Among the migrant workers, there have been growing concerns about low wages, substandard housing, exploitative work conditions and a lack of access to health care and education. Nonprofits like Mano en Mano and the Maine Farmer and Rancher Stress Assistance Network provide support to seasonal workers, including those employed by the wreath industry.
This year, local nonprofits collaborated with farmers to gather warm clothes, blankets and supplies for wreath workers who are often unprepared for the cold of New England in November and December. Mounds of donated goods piled up at drop-off sites — enough that Bo Dennis, a flower farmer and organizer, borrowed a clean cattle trailer to carry it all to Mano en Mano’s office in Milbridge.
Mr. Dennis grows flowers at his farm, Dandy Ram Farm, in Monroe, Maine, and is also on staff at Maine Organic Farmers and Gardeners Association, where he works on programs for beginner farmers. He offers his farmland for other queer farmers to find an entry point to agriculture and rural life. He’s tuned in to the networks of people and plants around him and the ways they may need support — and this mind-set extends to the forests.
“When we harvest, we are pruning a tree,” Mr. Dennis said, explaining that tippers only cut the last 12 to 15 inches of a tree branch — a sustainable practice. He loaded heavy bags of boughs into his truck, all harvested from a friend’s woodlot, a chunk of clear-cut land that had grown in with thick, scrubby trees.
Mr. Dennis mainly harvests balsam fir, supplemented with cedar, pine and juniper. He is careful about where he harvests, and on whose land. “As a trans person, I’m hyper-aware that I want to have consent with anything I’m doing, including having consent to the land,” he said.
By percentage, Maine is the most forested state in America; about 89 percent of the land is woodlands, most of which is privately owned. Independent tippers usually (but not always) get permission from private landowners to gather materials on their land — and, as with deer hunters or wild mushroom gatherers, tippers often know whom to ask and where to find what they need.

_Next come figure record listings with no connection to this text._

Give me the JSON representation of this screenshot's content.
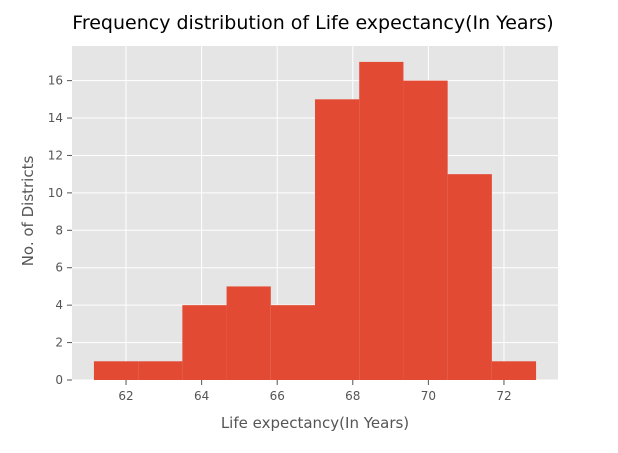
{
  "chart_data": {
    "type": "bar",
    "title": "Frequency distribution of Life expectancy(In Years)",
    "xlabel": "Life expectancy(In Years)",
    "ylabel": "No. of Districts",
    "bins": [
      {
        "start": 61.15,
        "end": 62.32,
        "count": 1
      },
      {
        "start": 62.32,
        "end": 63.49,
        "count": 1
      },
      {
        "start": 63.49,
        "end": 64.66,
        "count": 4
      },
      {
        "start": 64.66,
        "end": 65.83,
        "count": 5
      },
      {
        "start": 65.83,
        "end": 67.0,
        "count": 4
      },
      {
        "start": 67.0,
        "end": 68.17,
        "count": 15
      },
      {
        "start": 68.17,
        "end": 69.34,
        "count": 17
      },
      {
        "start": 69.34,
        "end": 70.51,
        "count": 16
      },
      {
        "start": 70.51,
        "end": 71.68,
        "count": 11
      },
      {
        "start": 71.68,
        "end": 72.85,
        "count": 1
      }
    ],
    "xlim": [
      60.57,
      73.43
    ],
    "ylim": [
      0,
      17.85
    ],
    "xticks": [
      62,
      64,
      66,
      68,
      70,
      72
    ],
    "yticks": [
      0,
      2,
      4,
      6,
      8,
      10,
      12,
      14,
      16
    ],
    "grid": true,
    "bar_color": "#E24A33",
    "background_color": "#E5E5E5",
    "grid_color": "#FFFFFF"
  }
}
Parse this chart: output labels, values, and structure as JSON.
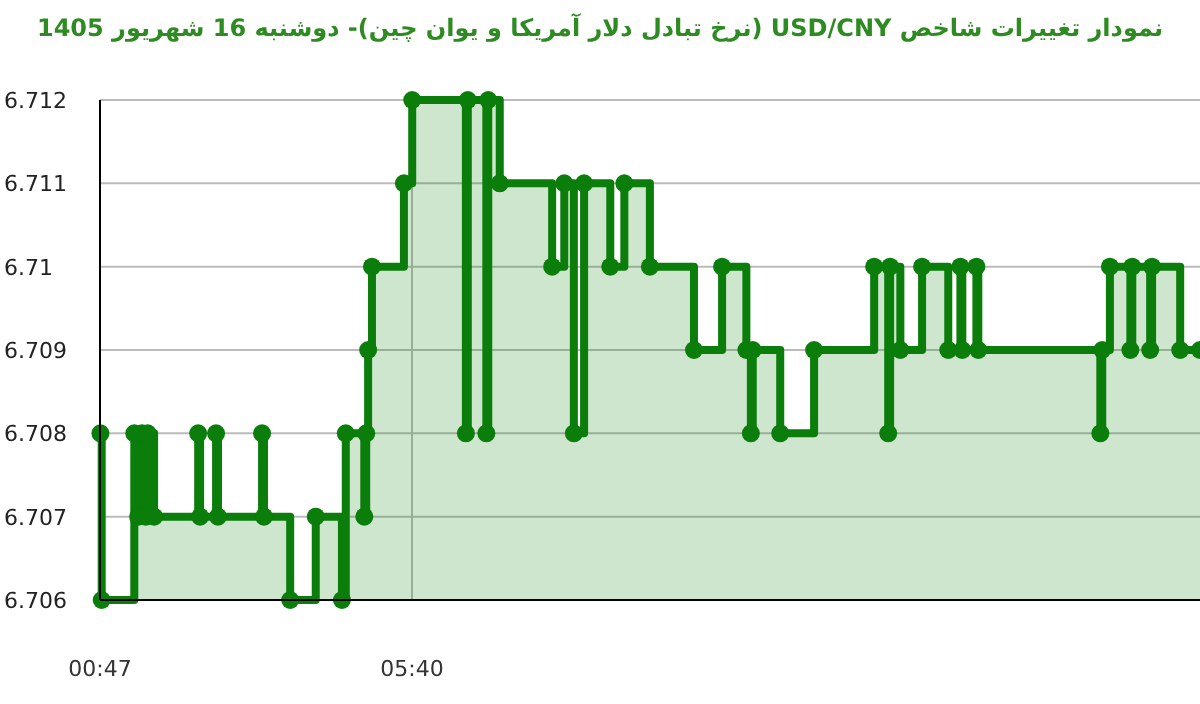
{
  "chart_data": {
    "type": "step",
    "title": "نمودار تغییرات شاخص USD/CNY (نرخ تبادل دلار آمریکا و یوان چین)-  دوشنبه  16 شهریور 1405",
    "x": [
      0.79,
      0.81,
      1.32,
      1.38,
      1.44,
      1.5,
      1.53,
      1.63,
      2.32,
      2.35,
      2.6,
      2.63,
      3.32,
      3.35,
      3.76,
      4.16,
      4.57,
      4.63,
      4.92,
      4.95,
      4.98,
      5.04,
      5.54,
      5.67,
      6.51,
      6.54,
      6.83,
      6.86,
      7.04,
      7.86,
      8.05,
      8.2,
      8.36,
      8.77,
      8.99,
      9.39,
      10.08,
      10.52,
      10.9,
      10.97,
      11.0,
      11.43,
      11.96,
      12.9,
      13.12,
      13.15,
      13.31,
      13.65,
      14.06,
      14.25,
      14.28,
      14.5,
      14.53,
      16.44,
      16.47,
      16.59,
      16.91,
      16.94,
      17.22,
      17.25,
      17.69,
      18.0
    ],
    "series": [
      {
        "color": "#0a7d0a",
        "values": [
          6.708,
          6.706,
          6.708,
          6.707,
          6.708,
          6.707,
          6.708,
          6.707,
          6.708,
          6.707,
          6.708,
          6.707,
          6.708,
          6.707,
          6.706,
          6.707,
          6.706,
          6.708,
          6.707,
          6.708,
          6.709,
          6.71,
          6.711,
          6.712,
          6.708,
          6.712,
          6.708,
          6.712,
          6.711,
          6.71,
          6.711,
          6.708,
          6.711,
          6.71,
          6.711,
          6.71,
          6.709,
          6.71,
          6.709,
          6.708,
          6.709,
          6.708,
          6.709,
          6.71,
          6.708,
          6.71,
          6.709,
          6.71,
          6.709,
          6.71,
          6.709,
          6.71,
          6.709,
          6.708,
          6.709,
          6.71,
          6.709,
          6.71,
          6.709,
          6.71,
          6.709,
          6.709
        ]
      }
    ],
    "xlim": [
      0.7833,
      18.0
    ],
    "xticks": [
      {
        "value": 0.7833,
        "label": "00:47"
      },
      {
        "value": 5.6667,
        "label": "05:40"
      }
    ],
    "ylim": [
      6.706,
      6.712
    ],
    "yticks": [
      6.706,
      6.707,
      6.708,
      6.709,
      6.71,
      6.711,
      6.712
    ],
    "grid": true,
    "marker": "circle",
    "line_style": "solid"
  }
}
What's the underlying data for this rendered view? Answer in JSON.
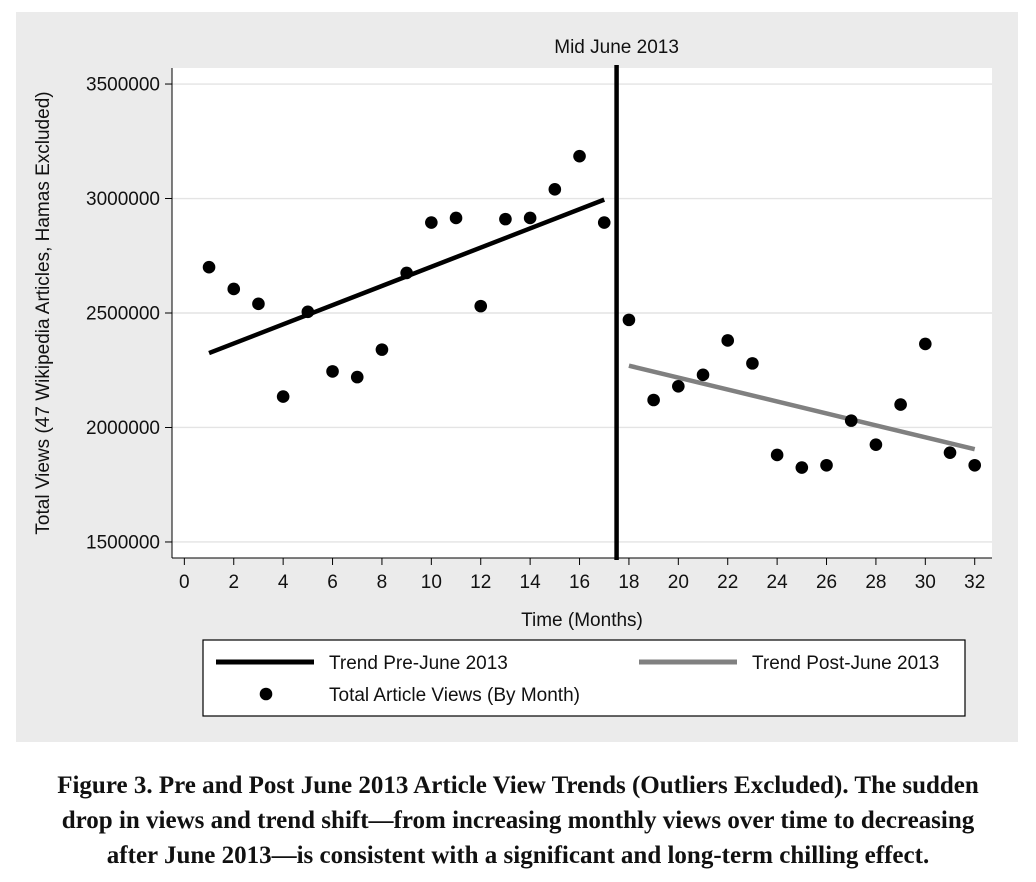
{
  "chart_data": {
    "type": "scatter",
    "title": "",
    "xlabel": "Time (Months)",
    "ylabel": "Total Views (47 Wikipedia Articles, Hamas Excluded)",
    "xlim": [
      -0.5,
      32.7
    ],
    "ylim": [
      1430000,
      3570000
    ],
    "x_ticks": [
      0,
      2,
      4,
      6,
      8,
      10,
      12,
      14,
      16,
      18,
      20,
      22,
      24,
      26,
      28,
      30,
      32
    ],
    "y_ticks": [
      1500000,
      2000000,
      2500000,
      3000000,
      3500000
    ],
    "x_tick_labels": [
      "0",
      "2",
      "4",
      "6",
      "8",
      "10",
      "12",
      "14",
      "16",
      "18",
      "20",
      "22",
      "24",
      "26",
      "28",
      "30",
      "32"
    ],
    "y_tick_labels": [
      "1500000",
      "2000000",
      "2500000",
      "3000000",
      "3500000"
    ],
    "grid": "horizontal",
    "series": [
      {
        "name": "Total Article Views (By Month)",
        "kind": "scatter",
        "color": "#000000",
        "x": [
          1,
          2,
          3,
          4,
          5,
          6,
          7,
          8,
          9,
          10,
          11,
          12,
          13,
          14,
          15,
          16,
          17,
          18,
          19,
          20,
          21,
          22,
          23,
          24,
          25,
          26,
          27,
          28,
          29,
          30,
          31,
          32
        ],
        "y": [
          2700000,
          2605000,
          2540000,
          2135000,
          2505000,
          2245000,
          2220000,
          2340000,
          2675000,
          2895000,
          2915000,
          2530000,
          2910000,
          2915000,
          3040000,
          3185000,
          2895000,
          2470000,
          2120000,
          2180000,
          2230000,
          2380000,
          2280000,
          1880000,
          1825000,
          1835000,
          2030000,
          1925000,
          2100000,
          2365000,
          1890000,
          1835000
        ]
      },
      {
        "name": "Trend Pre-June 2013",
        "kind": "line",
        "color": "#000000",
        "x": [
          1,
          17
        ],
        "y": [
          2325000,
          2995000
        ]
      },
      {
        "name": "Trend Post-June 2013",
        "kind": "line",
        "color": "#808080",
        "x": [
          18,
          32
        ],
        "y": [
          2270000,
          1905000
        ]
      }
    ],
    "annotations": [
      {
        "type": "vline",
        "x": 17.5,
        "label": "Mid June 2013",
        "color": "#000000"
      }
    ],
    "legend": {
      "placement": "bottom",
      "items": [
        {
          "label": "Trend Pre-June 2013",
          "kind": "line",
          "color": "#000000"
        },
        {
          "label": "Trend Post-June 2013",
          "kind": "line",
          "color": "#808080"
        },
        {
          "label": "Total Article Views (By Month)",
          "kind": "marker",
          "color": "#000000"
        }
      ]
    }
  },
  "caption": {
    "lines": [
      "Figure 3. Pre and Post June 2013 Article View Trends (Outliers Excluded). The sudden",
      "drop in views and trend shift—from increasing monthly views over time to decreasing",
      "after June 2013—is consistent with a significant and long-term chilling effect."
    ]
  }
}
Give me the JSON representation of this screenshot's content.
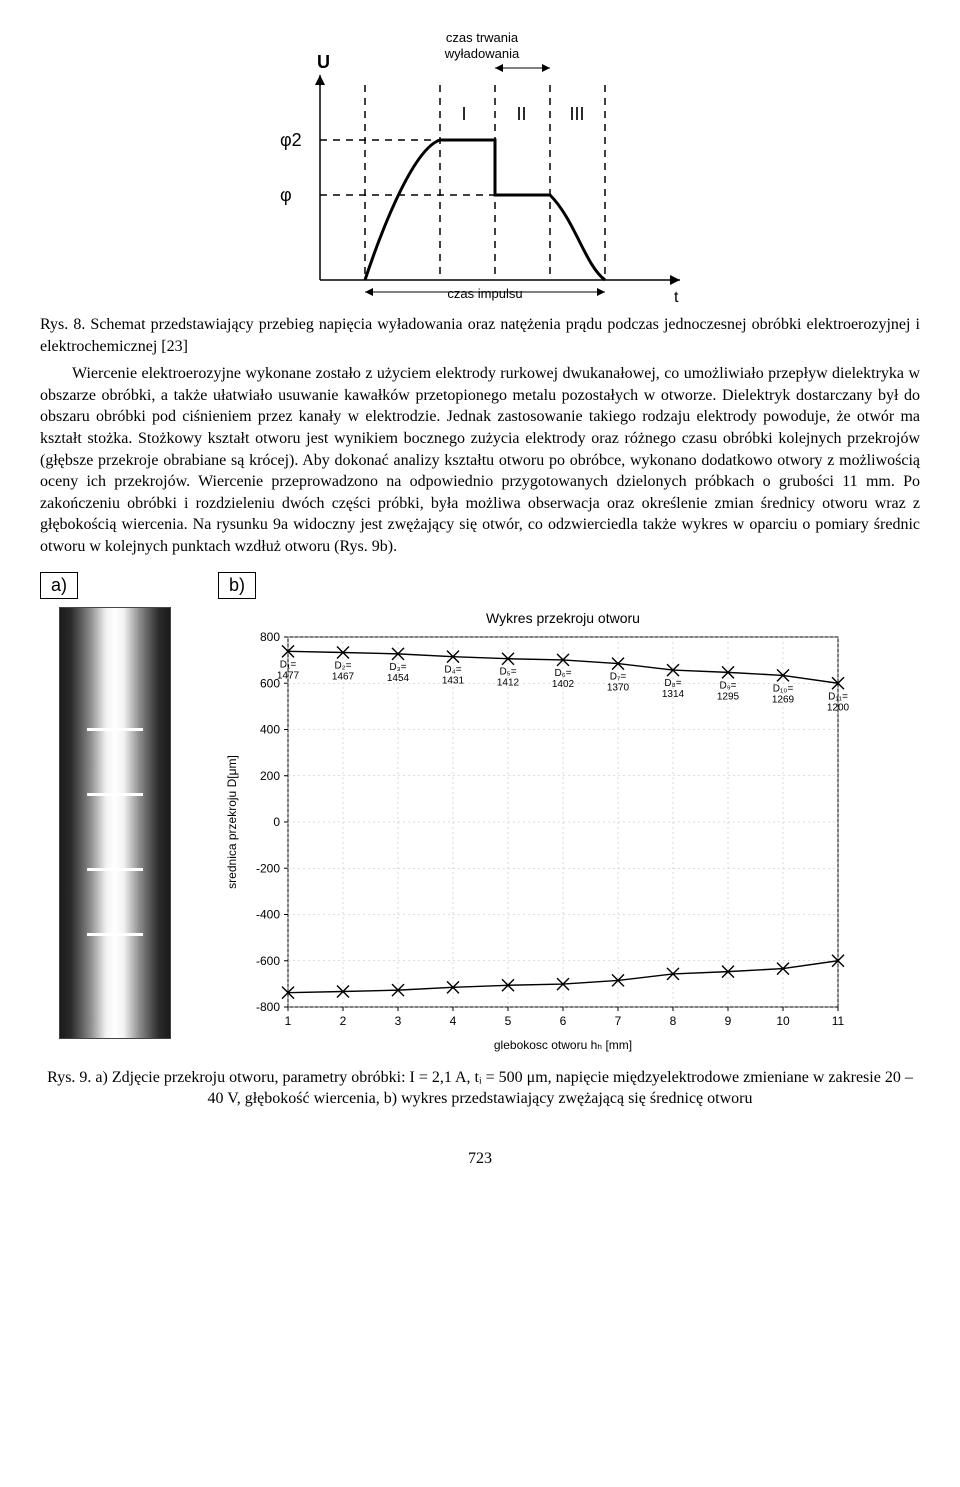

Rachel Alexandrou, a forager and artist who uses the name Giant Daughter, looks in a variety of places: overgrown properties that might benefit from pruning, weedy land, areas with trees too thick for them all to thrive. “I also harvest at abandoned sites,” she said, “like an abandoned Burger King that no one is tending to.”
Ms. Alexandrou uses her background in horticulture and farming to influence the ways she gathers her materials. “I don’t want to be taking away,” she said. “I want to be using what makes sense to use.”
“I pay attention to the way the plants are growing so that I know my harvesting is good for the ecosystem I’m harvesting from,” she added.
Most tippers will wait for three hard frosts before they harvest. If you bend a balsam bough in the summer, it won’t snap; after a few frosts, it will. The frost allows the branches to be harvested easily, at the right time in the tree’s growth cycle. This year, though, the frosts were worryingly erratic. It was warm enough to harvest in a T-shirt on some days.
Weather patterns, tides, fish, frosts, deer — these can be the favored conversational subjects in rural Maine. Tipping, too, offers common ground.
“I may have nothing to do with someone most of the year,” Mr. Eaton said, “but if I’m tipping, there is much to relate to.”
Every so often, while working in the woods, the tippers stop to smell their hands. They smell like pitch, like the inside of trees. Dirt mingles with the sap. I see it over and over: tippers cupping their palms to their face and pulling pine needles from their hair. The smell is earthy and nostalgic. The wreaths will smell this way, too: joyful circles on front doors across the country, formed by the work of strangers, and made from trees that continue to grow.